No dia 03 de setembro foi realizado, no Hospital Universitário Veterinário Renato de Andrade Funorte, o “Dia “D” Tratamento de Leishmaniose Visceral Canina – LVC, doença parasitária crônica e fatal causada por um parasito designado Leishmania infantum chagasi e transmitida por picada dos mosquitos flebótomos. O mosquito atua como vetor da doença. É uma zoonose, e os cães são considerados o principal reservatório do parasito, sendo vítimas tanto quanto a população humana.

Desde 2016 está autorizado no Brasil o tratamento dessa enfermidade com o medicamento Milteforan®, fabricado e importado pelo Laboratório Virbac.

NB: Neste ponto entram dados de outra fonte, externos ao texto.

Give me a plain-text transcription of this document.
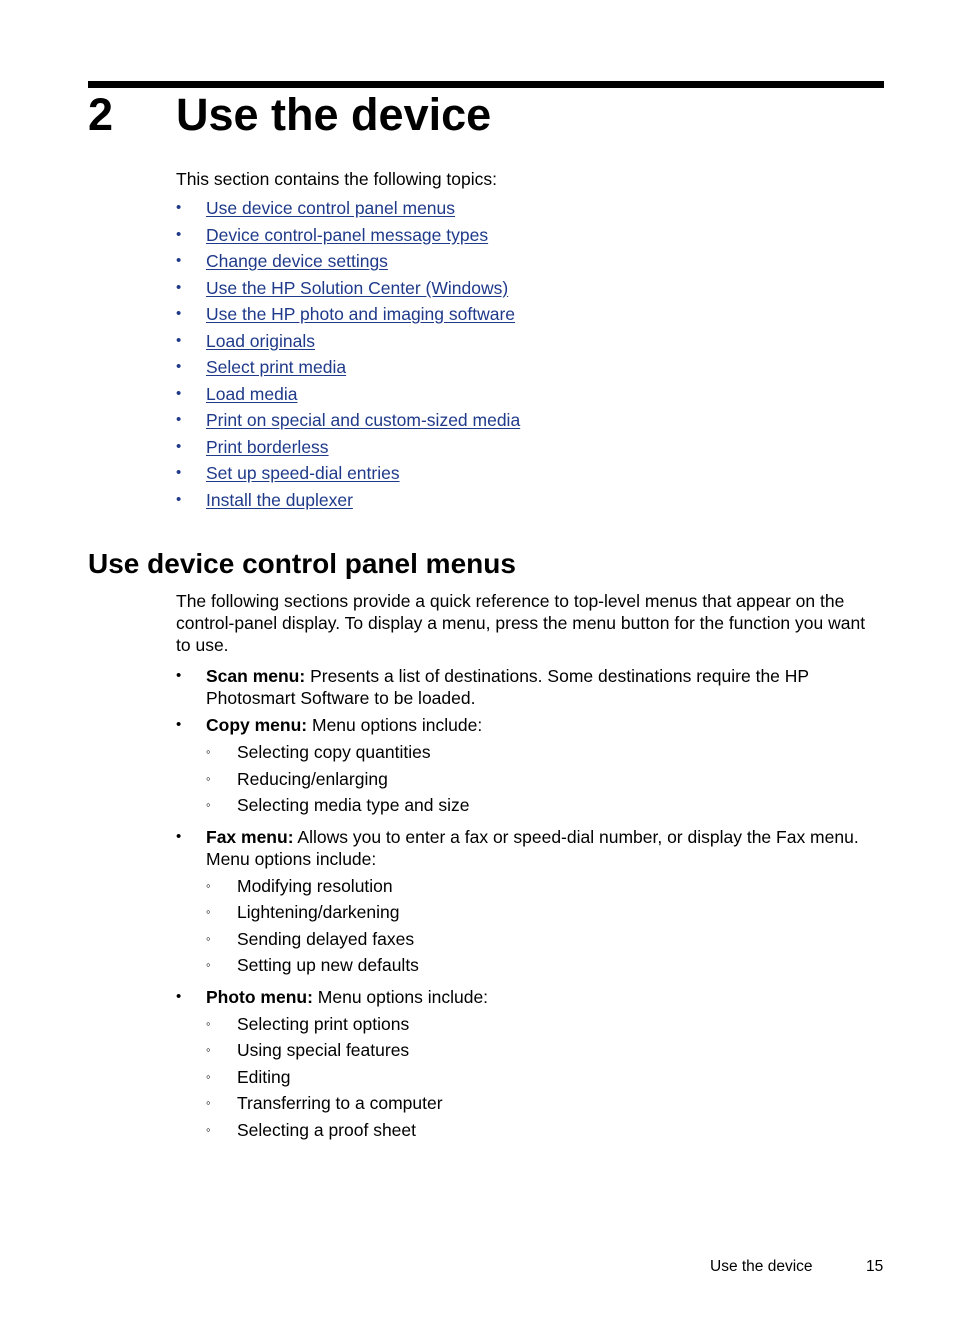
2 Use the device
This section contains the following topics:
• Use device control panel menus
• Device control-panel message types
• Change device settings
• Use the HP Solution Center (Windows)
• Use the HP photo and imaging software
• Load originals
• Select print media
• Load media
• Print on special and custom-sized media
• Print borderless
• Set up speed-dial entries
• Install the duplexer
Use device control panel menus

The following sections provide a quick reference to top-level menus that appear on the control-panel display. To display a menu, press the menu button for the function you want to use.

• Scan menu: Presents a list of destinations. Some destinations require the HP Photosmart Software to be loaded.
• Copy menu: Menu options include:
◦ Selecting copy quantities
◦ Reducing/enlarging
◦ Selecting media type and size
• Fax menu: Allows you to enter a fax or speed-dial number, or display the Fax menu. Menu options include:
◦ Modifying resolution
◦ Lightening/darkening
◦ Sending delayed faxes
◦ Setting up new defaults
• Photo menu: Menu options include:
◦ Selecting print options
◦ Using special features
◦ Editing
◦ Transferring to a computer
◦ Selecting a proof sheet
Use the device	15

Trata-se da única medicação aprovada no país para essa finalidade.

Em parceria com o Laboratório Virbac, tutores de aproximadamente 80 animais assistidos pelo Hospital Veterinário Funorte receberam a doação do medicamento para o tratamento.

Segundo o coordenador administrativo do Hospital Veterinário Funorte, Prof. Lucas Soares, “a campanha possibilitou promover a saúde e a qualidade de vida desses animais, além de gerar alegria aos seus tutores. É um medicamento de alto custo, o que impossibilitava muitos de nossos clientes realizarem o tratamento de seus animais”, finaliza.

A Médica Veterinária Roberta Zuculin ressaltou que “a experiência foi maravilhosa e gratificante, pois possibilitará uma melhora clínica significativa de cada animal que recebeu a medicação”, destacou.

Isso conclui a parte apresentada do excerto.